Neuer Bericht zur Lage der Menschenrechte, Demokratie und Rechtsstaatlichkeit in Europa
Generalsekretär Jagland: „Europa befindet sich in der größten Menschenrechtskrise seit dem Kalten Krieg“

Strasbourg, 16 April, 2014 – Laut einem neuen Bericht von Generalsekretär Thorbjørn Jagland finden in ganz Europa weiterhin schwerwiegende Menschenrechtsverletzungen statt, darunter Korruption, Menschenhandel und Diskriminierung. Arbeitslosigkeit und Armut geben Extremismus und Konflikten zusätzliche Nahrung. Der Bericht ist die erste zusammenfassende Analyse der Lage der Menschenrechte, Demokratie und Rechtsstaatlichkeit in Europa, die auf den Ergebnissen der Monitoring-Organe des Europarates beruht.

Im Hinblick auf die Krise in der Ukraine und den russischen Militäreinsatz auf der Krim warnt Jagland vor der Gefahr ähnlicher Konflikte in Europa. „Das Defizit bei demokratischen Kontrollmechanismen, freien Medien und einer unabhängigen Justiz hat zu weit verbreiteter Korruption und Machtmissbrauch geführt.“ Der Generalsekretär appellierte an die Mitgliedsstaaten, ihre Verpflichtungen gegenüber der Europäischen Menschenrechtskonvention vollständig einzuhalten.

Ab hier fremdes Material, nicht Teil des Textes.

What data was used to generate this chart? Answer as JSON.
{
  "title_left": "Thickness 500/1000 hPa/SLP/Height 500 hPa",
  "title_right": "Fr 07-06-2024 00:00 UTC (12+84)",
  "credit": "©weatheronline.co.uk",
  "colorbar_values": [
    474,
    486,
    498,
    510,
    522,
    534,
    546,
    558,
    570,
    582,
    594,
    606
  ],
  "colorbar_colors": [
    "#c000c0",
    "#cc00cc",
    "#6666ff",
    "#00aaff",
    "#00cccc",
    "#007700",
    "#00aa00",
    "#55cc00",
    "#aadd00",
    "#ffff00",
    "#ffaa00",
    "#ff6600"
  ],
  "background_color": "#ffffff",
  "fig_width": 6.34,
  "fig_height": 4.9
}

„Ich fordere die Mitgliedsstaaten auf, die Aushöhlung von Grundrechten zu beenden und weitere Reformen zu Europas einzigartigem Konventionssystem zu verabschieden. Europa braucht eine neue paneuropäische Sicherheitsagenda, die auch den Schutz der Rechtsstaatlichkeit und demokratischer Grundsätze beinhalten sollte. Gemeinsam müssen wir Europa zurück auf den Weg der Einheit und Zusammenarbeit bringen, auf der Grundlage gemeinsamer Werte, Normen und gesetzlicher Verpflichtungen“, erklärte der Generalsekretär.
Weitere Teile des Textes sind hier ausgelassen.